Abstract

Archaeological evidence indicates that naturally occurring megalithic structures that resemble mushrooms throughout the region identified as Thrace in antiquity were the foci of religious observances, sometime with the fungal likeness of the stone structures intensified by human intervention. Thrace was considered the probable origin of Dionysian rites. Wine was recognized in antiquity as the product of fungal growth and the drink was a cultivated version of wild intoxicants, among which was the mushroom. The rituals in celebration of the deity commemorated his primordial identity as resident in these wild plants and mediated his evolution into the intoxicant grown upon the cultivated grapevine, and the wine itself was fortified beyond its alcoholic content by the addition of these wild antecedents of viticulture.

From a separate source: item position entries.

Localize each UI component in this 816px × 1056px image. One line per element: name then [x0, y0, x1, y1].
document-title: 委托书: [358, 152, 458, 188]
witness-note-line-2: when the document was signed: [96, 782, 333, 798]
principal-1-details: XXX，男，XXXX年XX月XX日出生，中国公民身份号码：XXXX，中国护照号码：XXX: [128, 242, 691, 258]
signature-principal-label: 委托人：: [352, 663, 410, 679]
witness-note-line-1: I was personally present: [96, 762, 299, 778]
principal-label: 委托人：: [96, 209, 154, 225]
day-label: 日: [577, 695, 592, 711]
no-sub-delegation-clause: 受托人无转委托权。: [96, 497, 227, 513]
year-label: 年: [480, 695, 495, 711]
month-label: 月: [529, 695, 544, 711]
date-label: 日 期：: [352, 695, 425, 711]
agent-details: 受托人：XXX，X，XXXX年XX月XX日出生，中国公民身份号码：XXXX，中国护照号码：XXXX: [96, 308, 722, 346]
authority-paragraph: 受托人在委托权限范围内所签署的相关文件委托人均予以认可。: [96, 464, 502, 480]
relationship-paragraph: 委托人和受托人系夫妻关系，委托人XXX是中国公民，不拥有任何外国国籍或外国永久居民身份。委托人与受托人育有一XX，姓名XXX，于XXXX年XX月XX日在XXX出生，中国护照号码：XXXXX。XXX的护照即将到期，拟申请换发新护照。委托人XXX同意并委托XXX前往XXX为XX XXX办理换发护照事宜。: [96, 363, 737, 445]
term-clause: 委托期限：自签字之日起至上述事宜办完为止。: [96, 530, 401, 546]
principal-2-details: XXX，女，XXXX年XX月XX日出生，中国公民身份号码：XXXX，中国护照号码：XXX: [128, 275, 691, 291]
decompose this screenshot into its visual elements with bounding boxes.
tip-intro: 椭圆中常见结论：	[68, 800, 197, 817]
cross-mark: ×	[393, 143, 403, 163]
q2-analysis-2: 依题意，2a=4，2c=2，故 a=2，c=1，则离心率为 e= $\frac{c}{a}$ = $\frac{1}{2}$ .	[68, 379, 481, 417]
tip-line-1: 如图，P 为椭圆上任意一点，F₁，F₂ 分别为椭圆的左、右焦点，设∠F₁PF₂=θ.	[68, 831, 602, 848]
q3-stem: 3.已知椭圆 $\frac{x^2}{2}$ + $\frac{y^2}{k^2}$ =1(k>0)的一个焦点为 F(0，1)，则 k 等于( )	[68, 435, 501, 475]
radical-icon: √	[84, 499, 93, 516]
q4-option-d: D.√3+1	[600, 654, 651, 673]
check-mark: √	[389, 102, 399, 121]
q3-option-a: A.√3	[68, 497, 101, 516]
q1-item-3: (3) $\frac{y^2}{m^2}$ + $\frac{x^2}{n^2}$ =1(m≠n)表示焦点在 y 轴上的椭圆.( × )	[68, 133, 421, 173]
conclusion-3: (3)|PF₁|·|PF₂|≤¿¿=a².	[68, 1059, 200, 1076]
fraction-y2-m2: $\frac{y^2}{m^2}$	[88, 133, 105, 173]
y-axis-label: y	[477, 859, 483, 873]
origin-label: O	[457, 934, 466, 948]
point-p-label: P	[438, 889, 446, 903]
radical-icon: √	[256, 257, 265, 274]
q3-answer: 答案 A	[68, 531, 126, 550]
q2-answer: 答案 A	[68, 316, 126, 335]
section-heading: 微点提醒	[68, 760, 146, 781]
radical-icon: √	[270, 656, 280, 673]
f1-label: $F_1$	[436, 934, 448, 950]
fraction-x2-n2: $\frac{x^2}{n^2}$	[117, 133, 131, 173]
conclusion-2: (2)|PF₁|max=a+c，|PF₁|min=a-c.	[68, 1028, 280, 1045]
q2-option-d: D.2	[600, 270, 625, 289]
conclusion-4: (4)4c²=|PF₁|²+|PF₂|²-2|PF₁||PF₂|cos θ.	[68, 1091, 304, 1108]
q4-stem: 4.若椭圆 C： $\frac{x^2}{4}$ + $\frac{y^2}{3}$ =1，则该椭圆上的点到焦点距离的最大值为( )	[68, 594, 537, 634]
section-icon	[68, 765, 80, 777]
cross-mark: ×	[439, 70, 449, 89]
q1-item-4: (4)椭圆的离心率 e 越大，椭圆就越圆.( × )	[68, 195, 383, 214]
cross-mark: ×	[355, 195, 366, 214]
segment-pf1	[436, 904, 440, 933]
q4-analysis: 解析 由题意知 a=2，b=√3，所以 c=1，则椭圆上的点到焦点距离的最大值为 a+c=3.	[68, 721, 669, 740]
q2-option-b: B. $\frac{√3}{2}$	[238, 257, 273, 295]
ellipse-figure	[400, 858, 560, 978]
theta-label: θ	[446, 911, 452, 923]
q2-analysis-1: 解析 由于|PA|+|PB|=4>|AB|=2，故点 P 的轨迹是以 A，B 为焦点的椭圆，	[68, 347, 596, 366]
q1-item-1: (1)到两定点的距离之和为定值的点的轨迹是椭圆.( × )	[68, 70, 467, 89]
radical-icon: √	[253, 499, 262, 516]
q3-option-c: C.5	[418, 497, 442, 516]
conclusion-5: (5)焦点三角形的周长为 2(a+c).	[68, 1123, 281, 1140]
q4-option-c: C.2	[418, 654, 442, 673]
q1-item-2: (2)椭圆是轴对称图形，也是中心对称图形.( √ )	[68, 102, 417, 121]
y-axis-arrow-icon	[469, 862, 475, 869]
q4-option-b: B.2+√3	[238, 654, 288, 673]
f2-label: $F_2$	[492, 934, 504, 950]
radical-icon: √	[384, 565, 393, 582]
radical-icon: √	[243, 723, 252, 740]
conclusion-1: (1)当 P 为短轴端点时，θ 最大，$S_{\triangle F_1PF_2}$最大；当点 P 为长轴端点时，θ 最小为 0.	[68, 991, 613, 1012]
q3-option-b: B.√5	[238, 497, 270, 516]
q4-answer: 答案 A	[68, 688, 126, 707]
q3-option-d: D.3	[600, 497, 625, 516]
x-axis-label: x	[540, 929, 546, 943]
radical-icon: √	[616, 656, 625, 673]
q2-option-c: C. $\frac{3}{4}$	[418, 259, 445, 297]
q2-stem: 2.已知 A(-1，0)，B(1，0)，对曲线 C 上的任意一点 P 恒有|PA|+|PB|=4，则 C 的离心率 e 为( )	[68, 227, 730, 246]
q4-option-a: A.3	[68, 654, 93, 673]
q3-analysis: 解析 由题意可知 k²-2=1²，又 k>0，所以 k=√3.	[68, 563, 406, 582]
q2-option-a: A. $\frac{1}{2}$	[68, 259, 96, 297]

The legendary wine of Thrace was particularly potent through the addition of a psychoactive mushroom. The rituals of the women known as bacchants enacted the fantasies of root-cutters in commemoration of the deity in his persona that predated viticulture. This fungal persona represents the same intoxicant that was known to the Persians as haoma and represents the spread of an Indo-European sacrament into the Classical world, with its association of lycanthropy and the bonding of warriors into brotherhoods as packs of wolves, better known in its manifestation in late antiquity among the Nordic peoples as berserkers. In Greece, Apollo originally presided over such wolf packs, but as he evolved into Classical theology as a member of the Olympian family, Dionysus assimilated that association, inasmuch as he better represented the mediation with the past through his magical drink that combined both the wild and the cultivated intoxicants. This freed Apollo from the burden of the past, allowing him to become transmuted from wolf to light, the basis of pseudo-etymological derivations of his identity in antiquity.